Prendiamo un caso recente quanto emblematico. Ad aprile è stata annunciata la scoperta del Sofosbuvir, la “medicina miracolosa” che debella l’epatite C: una malattia che conta milioni di contagiati in tutto il mondo e per la quale non esisteva cura. L’annuncio è stato però accompagnato da una pessima notizia: il prezzo del farmaco è estremamente elevato (84.000 dollari per trattamento!) al punto che i servizi sanitari pubblici lo forniscono gratuitamente solo ai casi più estremi. Se non vi si rientra, la guarigione bisogna pagarsela cara e per chi non se la può permettere… buona malattia.
Ma perché un prezzo così astronomico? Forse la produzione del farmaco richiede costose materie prime o processi chimici e macchinari molto sofisticati? Una notizia di tre giorni fa smentisce nettamente questa ipotesi: la Gilead ha deciso che in India il prezzo di un trattamento sarà di 1.800 dollari, ovvero circa il 2% del prezzo esorbitante praticato a decine di nazioni di fascia alta e media. Inoltre, la licenza di produzione verrà ceduta a sette industrie indiane, che realizzeranno impianti in grado di commercializzare il farmaco a questo prezzo presso le 91 nazioni di fascia bassa nelle quali si ritiene che il prezzo “occidentale” non abbia mercato.
Scartati i costi di produzione, potremmo allora pensare che il prezzo esorbitante dipenda dalla necessità di ripagarsi le spese di ricerca sostenute dal produttore: ma anche qui, un semplice calcolo mostra che non può essere questa la spiegazione. Con un guadagno di più di 80.000 dollari a trattamento, basta curare un milione di pazienti per incassare oltre 80 miliardi di dollari: ovvero, dieci miliardi in più dei 70 spesi nel 2012 in totale dalle industrie privata Usa per la ricerca nell’intero campo biomedico! Se pensiamo che i malati nel mondo sono 185 milioni di cui almeno la metà in paesi costretti a pagare il prezzo pieno (in Italia sono 1.200.000), è facile prevedere che per la Gilead si prospettano introiti vertiginosi, ordini di grandezza superiori a qualsiasi cifra possa essere stata spesa per la scoperta.
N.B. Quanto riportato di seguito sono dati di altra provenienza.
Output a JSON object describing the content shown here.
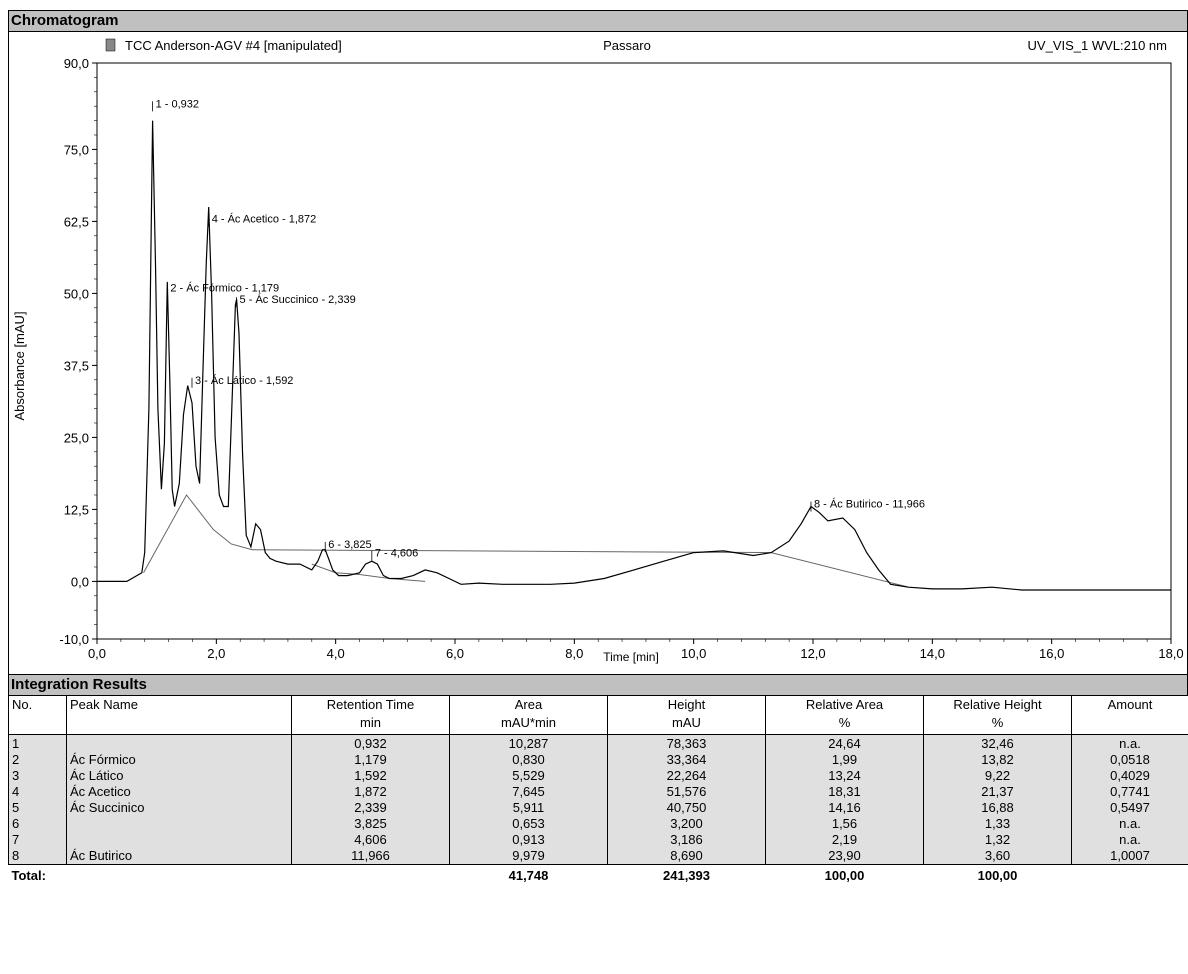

Ora, vale la pena notare che la ricerca applicata che il privato ha finanziato per ottenere il farmaco non è altro che l’ultimo stadio di una lunghissima staffetta: prima di essa c’è stata la ricerca di base, pagata in stragrande maggioranza con denaro pubblico. Sono state le scoperte e le innovazioni sperimentali e tecniche ottenute in decenni di sforzi e di investimenti pubblici che hanno consentito allo staffettista finale lo sprint che l’ha portato a tagliare il traguardo. Nessun essere senziente darebbe la medaglia per la staffetta solo all’ultimo frazionista: allo stesso modo, è ugualmente insensato che una scoperta di così grande beneficio potenziale diventi il monumento del fallimento di un sistema sociale che garantisce profitti illimitati a pochissimi, a spese della sofferenza e dei sacrifici di una moltitudine di persone.
In questo contesto, è onestamente possibile per un ricercatore chiedere allo Stato soldi per la ricerca semplicemente dando per scontato che ne beneficeranno tutti? In questo vuoto assoluto di idee e politiche sociali, noi ricercatori non possiamo limitarci solo a chiedere i mezzi necessari per il nostro lavoro, giustificandoci invocando a gran voce meritocrazia e valutazione, per poi rinchiuderci nei nostri studi a lavorare dimentichi del mondo esterno. Alla richiesta di fondi va affiancato un consapevole e prioritario impegno a vigilare, dibattere, ridiscutere e cambiare i principi fondanti dell’attuale sistema. Solo così i ricercatori avranno la legittimità e l’autorevolezza necessaria per promettere che ogni soldo investito in ricerca ritornerà raddoppiato sotto forma di benessere diffuso, invece che ad accentuare sempre più discriminazioni ed ingiustizie.